Presley began serious painting in a high school art class and took the subject on and off during her college days. About 30 years ago, she started taking regular lessons from Coe Wilson when the latter lived in Sherwood.
“I decided I wanted to enter some contests and might eventually want to teach lessons or make it a business,” she said. “I won a few of the Sherwood and other local contests.”
She had settled into a sort of routine, doing landscapes and Native American-themed works, when a national tragedy pushed her in a different direction.
“(Hurricane) Katrina came along and I was just emotionally distraught by how badly people were treated along the Gulf Coast,” she said. “So I did two collages (paintings with several connected scenes). Katrina I was set right after landfall, and Katrina II was from (later that year).
I guess (painting) is kind of a mental health therapy for me.”

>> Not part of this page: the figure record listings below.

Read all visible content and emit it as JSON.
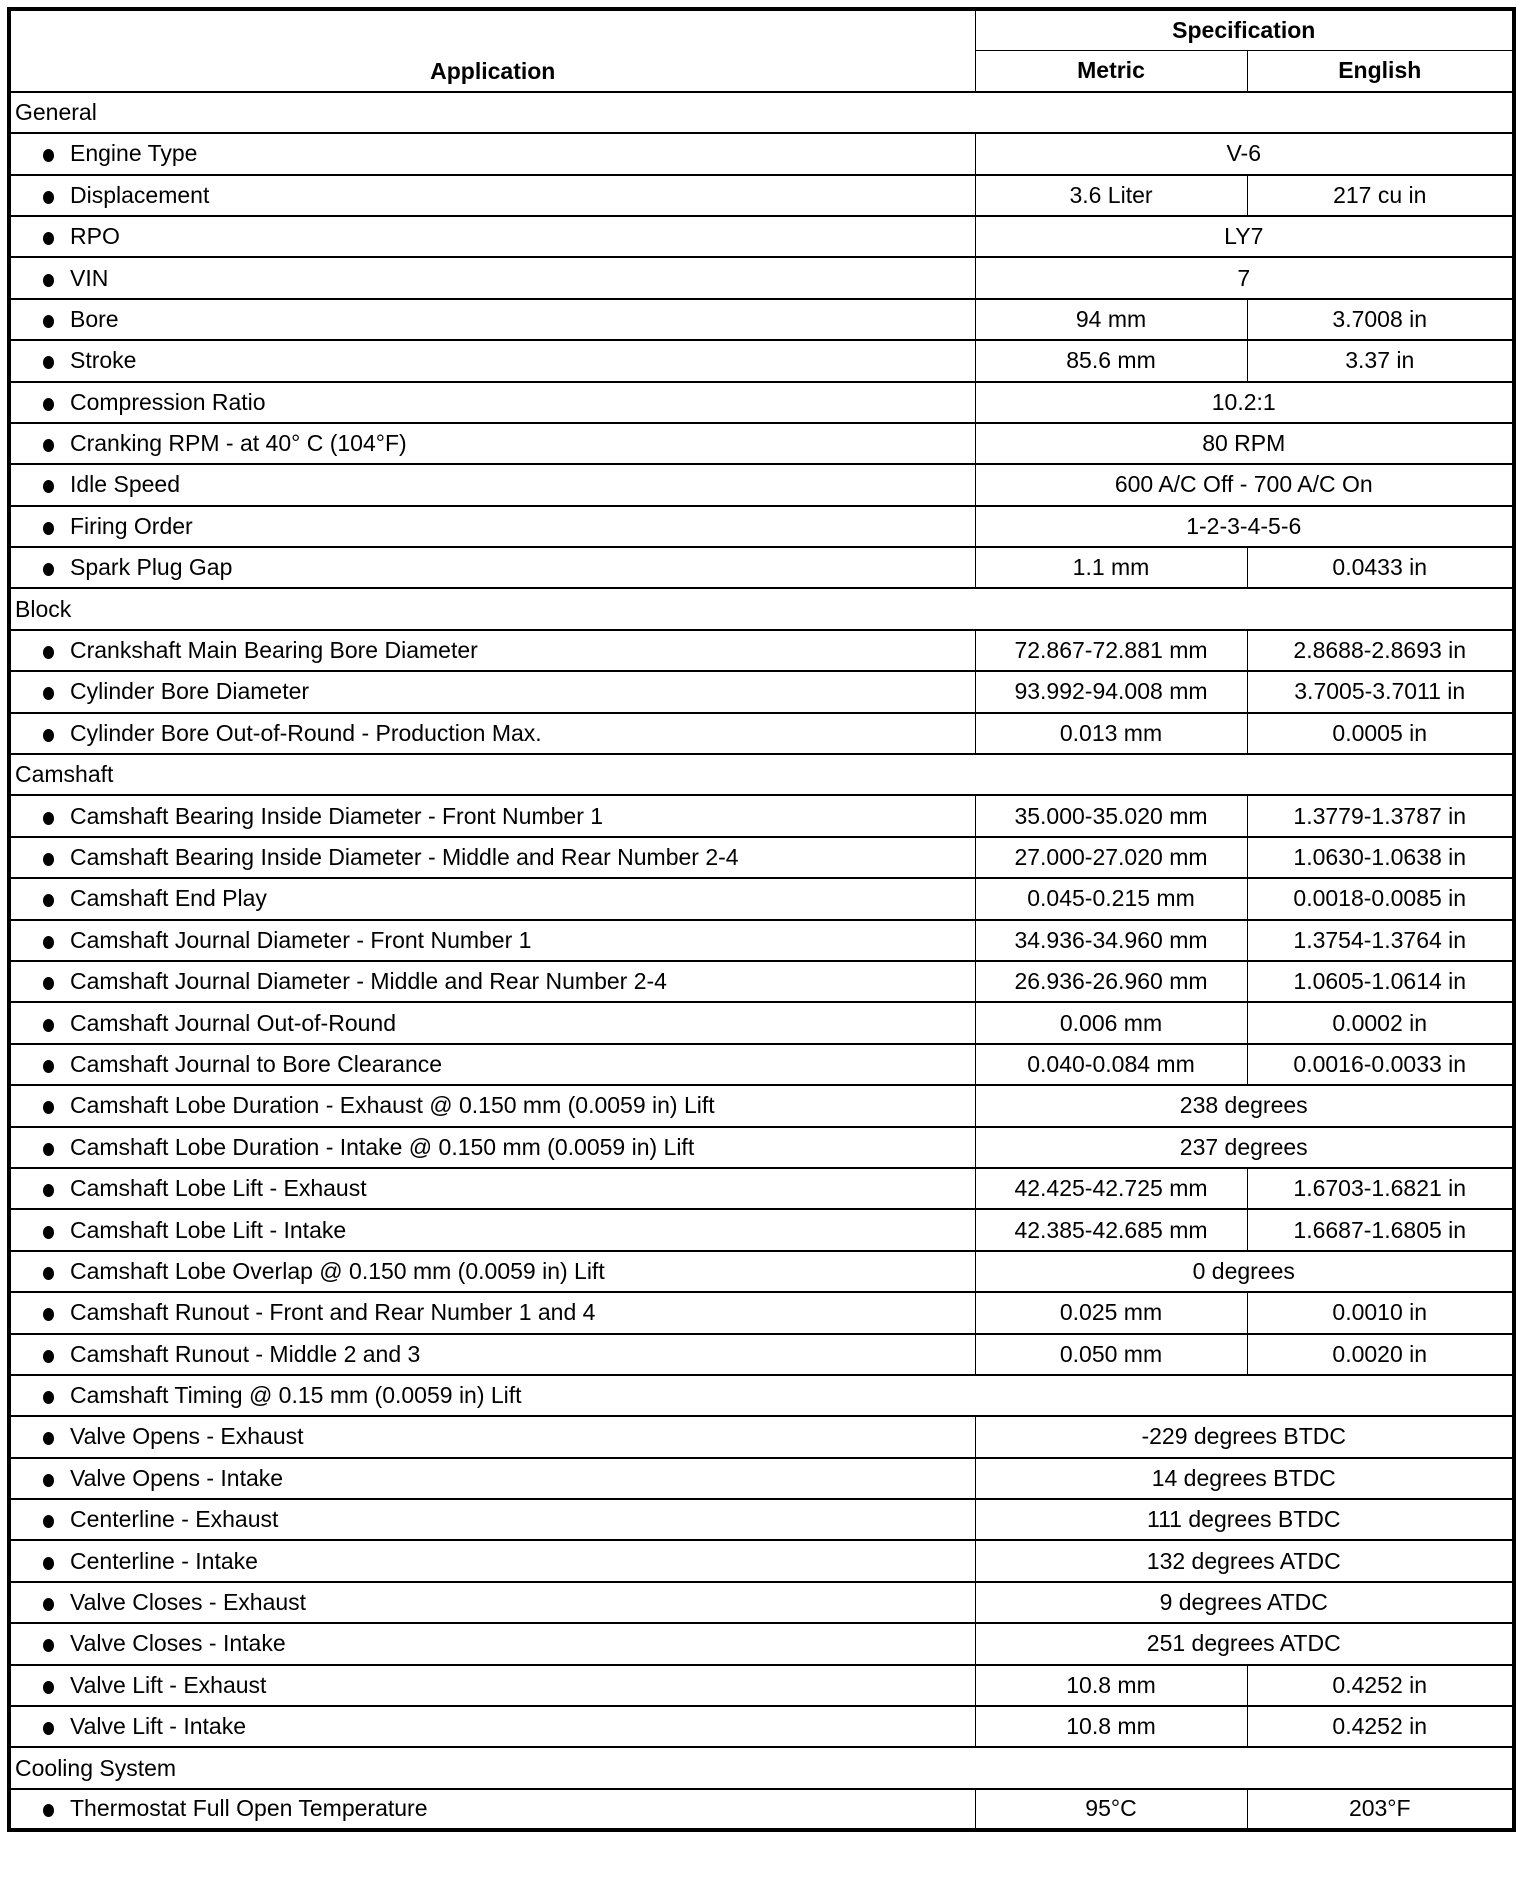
{
  "header": {
    "application": "Application",
    "specification": "Specification",
    "metric": "Metric",
    "english": "English"
  },
  "rows": [
    {
      "section": "General"
    },
    {
      "label": "Engine Type",
      "value": "V-6"
    },
    {
      "label": "Displacement",
      "metric": "3.6 Liter",
      "english": "217 cu in"
    },
    {
      "label": "RPO",
      "value": "LY7"
    },
    {
      "label": "VIN",
      "value": "7"
    },
    {
      "label": "Bore",
      "metric": "94 mm",
      "english": "3.7008 in"
    },
    {
      "label": "Stroke",
      "metric": "85.6 mm",
      "english": "3.37 in"
    },
    {
      "label": "Compression Ratio",
      "value": "10.2:1"
    },
    {
      "label": "Cranking RPM - at 40° C (104°F)",
      "value": "80 RPM"
    },
    {
      "label": "Idle Speed",
      "value": "600 A/C Off - 700 A/C On"
    },
    {
      "label": "Firing Order",
      "value": "1-2-3-4-5-6"
    },
    {
      "label": "Spark Plug Gap",
      "metric": "1.1 mm",
      "english": "0.0433 in"
    },
    {
      "section": "Block"
    },
    {
      "label": "Crankshaft Main Bearing Bore Diameter",
      "metric": "72.867-72.881 mm",
      "english": "2.8688-2.8693 in"
    },
    {
      "label": "Cylinder Bore Diameter",
      "metric": "93.992-94.008 mm",
      "english": "3.7005-3.7011 in"
    },
    {
      "label": "Cylinder Bore Out-of-Round - Production Max.",
      "metric": "0.013 mm",
      "english": "0.0005 in"
    },
    {
      "section": "Camshaft"
    },
    {
      "label": "Camshaft Bearing Inside Diameter - Front Number 1",
      "metric": "35.000-35.020 mm",
      "english": "1.3779-1.3787 in"
    },
    {
      "label": "Camshaft Bearing Inside Diameter - Middle and Rear Number 2-4",
      "metric": "27.000-27.020 mm",
      "english": "1.0630-1.0638 in"
    },
    {
      "label": "Camshaft End Play",
      "metric": "0.045-0.215 mm",
      "english": "0.0018-0.0085 in"
    },
    {
      "label": "Camshaft Journal Diameter - Front Number 1",
      "metric": "34.936-34.960 mm",
      "english": "1.3754-1.3764 in"
    },
    {
      "label": "Camshaft Journal Diameter - Middle and Rear Number 2-4",
      "metric": "26.936-26.960 mm",
      "english": "1.0605-1.0614 in"
    },
    {
      "label": "Camshaft Journal Out-of-Round",
      "metric": "0.006 mm",
      "english": "0.0002 in"
    },
    {
      "label": "Camshaft Journal to Bore Clearance",
      "metric": "0.040-0.084 mm",
      "english": "0.0016-0.0033 in"
    },
    {
      "label": "Camshaft Lobe Duration - Exhaust @ 0.150 mm (0.0059 in) Lift",
      "value": "238 degrees"
    },
    {
      "label": "Camshaft Lobe Duration - Intake @ 0.150 mm (0.0059 in) Lift",
      "value": "237 degrees"
    },
    {
      "label": "Camshaft Lobe Lift - Exhaust",
      "metric": "42.425-42.725 mm",
      "english": "1.6703-1.6821 in"
    },
    {
      "label": "Camshaft Lobe Lift - Intake",
      "metric": "42.385-42.685 mm",
      "english": "1.6687-1.6805 in"
    },
    {
      "label": "Camshaft Lobe Overlap @ 0.150 mm (0.0059 in) Lift",
      "value": "0 degrees"
    },
    {
      "label": "Camshaft Runout - Front and Rear Number 1 and 4",
      "metric": "0.025 mm",
      "english": "0.0010 in"
    },
    {
      "label": "Camshaft Runout - Middle 2 and 3",
      "metric": "0.050 mm",
      "english": "0.0020 in"
    },
    {
      "label": "Camshaft Timing @ 0.15 mm (0.0059 in) Lift",
      "full": true
    },
    {
      "label": "Valve Opens - Exhaust",
      "value": "-229 degrees BTDC"
    },
    {
      "label": "Valve Opens - Intake",
      "value": "14 degrees BTDC"
    },
    {
      "label": "Centerline - Exhaust",
      "value": "111 degrees BTDC"
    },
    {
      "label": "Centerline - Intake",
      "value": "132 degrees ATDC"
    },
    {
      "label": "Valve Closes - Exhaust",
      "value": "9 degrees ATDC"
    },
    {
      "label": "Valve Closes - Intake",
      "value": "251 degrees ATDC"
    },
    {
      "label": "Valve Lift - Exhaust",
      "metric": "10.8 mm",
      "english": "0.4252 in"
    },
    {
      "label": "Valve Lift - Intake",
      "metric": "10.8 mm",
      "english": "0.4252 in"
    },
    {
      "section": "Cooling System"
    },
    {
      "label": "Thermostat Full Open Temperature",
      "metric": "95°C",
      "english": "203°F"
    }
  ]
}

Her next theme was also in response to then-current events, as she began exploring military themes as the wars in Afghanistan and Iraq started. She also sought to highlight women’s expanding role in these conflicts, both in traditional and new roles.
“I decided I wanted to show women because they had taken such an active part in Iraq and Afghanistan,” she said. “I have one called ‘Careful’ where a woman is on her knees locating a landmine, and I have one of a nurse preparing to insert an IV.”
An even more traditional image of a woman welcoming her husband home after deployment rep-resented Arkansas in the national Daughters of the American Revolution oils contest and won third place. But whatever the subject matter, Presley said it’s important to remember those serving in these times.
“I think it’s kind of like Korea, in that it’s being forgotten or put out of people’s minds,” she said.
Presley is a member of The Art Group, which is currently occupying a storefront in the Pleasant Ridge shopping center in west Little Rock. She is a retired teacher and school librarian at Jacksonville Middle School, lives in Sherwood with her husband and daughter, and enjoys regular trips to Malvern to visit her son and grandchildren.